Help Request: Extracting Data with TPT

Tools & Utilities
Highlighted

Help Request: Extracting Data with TPT

Use case: Need to get a large number of columns (1,000 plus) and a potentially large number of rows (in the millions) extracted from Teradata to a delimited flat file.

TPT Version: 16.20

Teradata Cloud Instance Version: 15.10

 

I've gone through the User Guide and Reference and was able to come up with the below scripts and jobvars. One script using SELECTOR and the other using EXPORT. I was getting really poor performance from the EXPORT until I changed ExportInstances to 4. But even with that change, the time difference between the two scripts is negligible. I have a subset of the data I am testing with and it is 1063 colums (primarily integers) and about 380k rows. Extract time is running about 45 min and the resulting dataset is around 850MB.

 

  • I've tried setting ExportSpoolMode to 'NoSpoolOnly' with minimal increase in performance.
  • I tried setting my WriterInstances to 4 thinking each export would right to a different file at the same time thus quadrupling my effort, but the script only wrote to the one file.
  • If I set my ExportInstances higher that 4, I get an error.
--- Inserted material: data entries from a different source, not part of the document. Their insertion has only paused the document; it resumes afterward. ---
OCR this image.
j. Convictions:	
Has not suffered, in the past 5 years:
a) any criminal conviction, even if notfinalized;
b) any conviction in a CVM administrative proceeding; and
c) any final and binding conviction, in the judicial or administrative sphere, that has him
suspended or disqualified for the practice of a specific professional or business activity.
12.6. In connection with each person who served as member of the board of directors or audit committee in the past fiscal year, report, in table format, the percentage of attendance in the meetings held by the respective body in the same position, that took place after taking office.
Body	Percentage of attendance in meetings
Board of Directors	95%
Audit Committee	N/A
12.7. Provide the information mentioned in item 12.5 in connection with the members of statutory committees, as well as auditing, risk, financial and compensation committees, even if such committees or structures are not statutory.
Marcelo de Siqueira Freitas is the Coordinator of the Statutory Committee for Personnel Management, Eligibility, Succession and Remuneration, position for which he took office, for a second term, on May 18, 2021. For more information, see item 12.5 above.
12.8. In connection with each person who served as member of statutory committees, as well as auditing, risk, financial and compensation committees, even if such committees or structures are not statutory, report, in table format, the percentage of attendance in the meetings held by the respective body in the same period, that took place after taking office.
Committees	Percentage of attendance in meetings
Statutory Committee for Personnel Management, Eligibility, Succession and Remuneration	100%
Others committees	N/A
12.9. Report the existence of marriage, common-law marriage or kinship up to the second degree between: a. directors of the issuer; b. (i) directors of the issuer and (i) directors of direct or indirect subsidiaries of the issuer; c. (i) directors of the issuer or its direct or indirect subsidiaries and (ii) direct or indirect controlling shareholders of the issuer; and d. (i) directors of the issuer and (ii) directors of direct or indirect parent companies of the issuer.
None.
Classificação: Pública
Is this parameter limited by the number of cores on the machine I am downloading to, is that why I got an error?

Looking for any help/guidance on where to turn next to get some better performance.

 

jobvars.txt
-----------

/**********************************************************/
/* TPT EXPORT Operator attributes                         */
/**********************************************************/
ExportTdpId              = 'MyInstanceIPAddress',
ExportUserName           = 'MyUserName',
ExportUserPassword       = 'MyPassword',
ExportPrivateLogName     = 'EXPORT_OPERATOR_LOG',
ExportTaceLevel          = 'None',

/**********************************************************/
/* TPT SELECTOR Operator attributes                       */
/**********************************************************/
SelectorTdpId              = 'MyInstanceIPAddress',
SelectorUserName           = 'MyUserName',
SelectorUserPassword       = 'MyPassword',

/**********************************************************/
/* TPT FILE_WRITER attributes                             */
/**********************************************************/
FileWriterFormat           = 'Delimited',
FileWriterTextDelimiter    = '~'
FileWriterQuotedData       = 'No',
FileWriterDirectoryPath    = 'C:\TPT',
FileWriterOpenMode         = 'Write',
FileWriterPrivateLogName   = 'FILE_WRITER_LOG',

/**********************************************************/
/* APPLY STATEMENT parameters                             */
/**********************************************************/
ExportInstances = 4,
WriterInstances = 1,
SelectorInstances = 1


SELECTOR script
---------------

DEFINE JOB EXPORT_DELIMITED_FILE
DESCRIPTION 'Export rows from Teradata to a delimited file'
(

  APPLY TO OPERATOR ($FILE_WRITER()[@WriterInstances] ATTR (
      FileName = 'selector.txt'
      )
  )

  SELECT * FROM OPERATOR ($SELECTOR()[@SelectorInstances] ATTR (
      SelectStmt             = 'select * from <tablename>;',
      ReportModeOn           = 'N'
      )
  );
);


EXPORT script
-------------

DEFINE JOB EXPORT_DELIMITED_FILE
DESCRIPTION 'Export rows from Teradata to a delimited file'
(
  DEFINE SCHEMA EDL002_SCHEMA
  (
      <myschema>
  );

  APPLY TO OPERATOR ($FILE_WRITER()[@WriterInstances] ATTR (
      FileName = 'export.txt'
      )
  )

  SELECT * FROM OPERATOR ($EXPORT(EDL002_SCHEMA)[@ExportInstances] ATTR (
      SelectStmt             = 'select * from <tablename>;'
  )

  );
);
2 REPLIES
Teradata Employee

Re: Help Request: Extracting Data with TPT

Hi jglamere,

 

You should try adding MaxSessions = 32 (randomly choosen number) in your selector attributes.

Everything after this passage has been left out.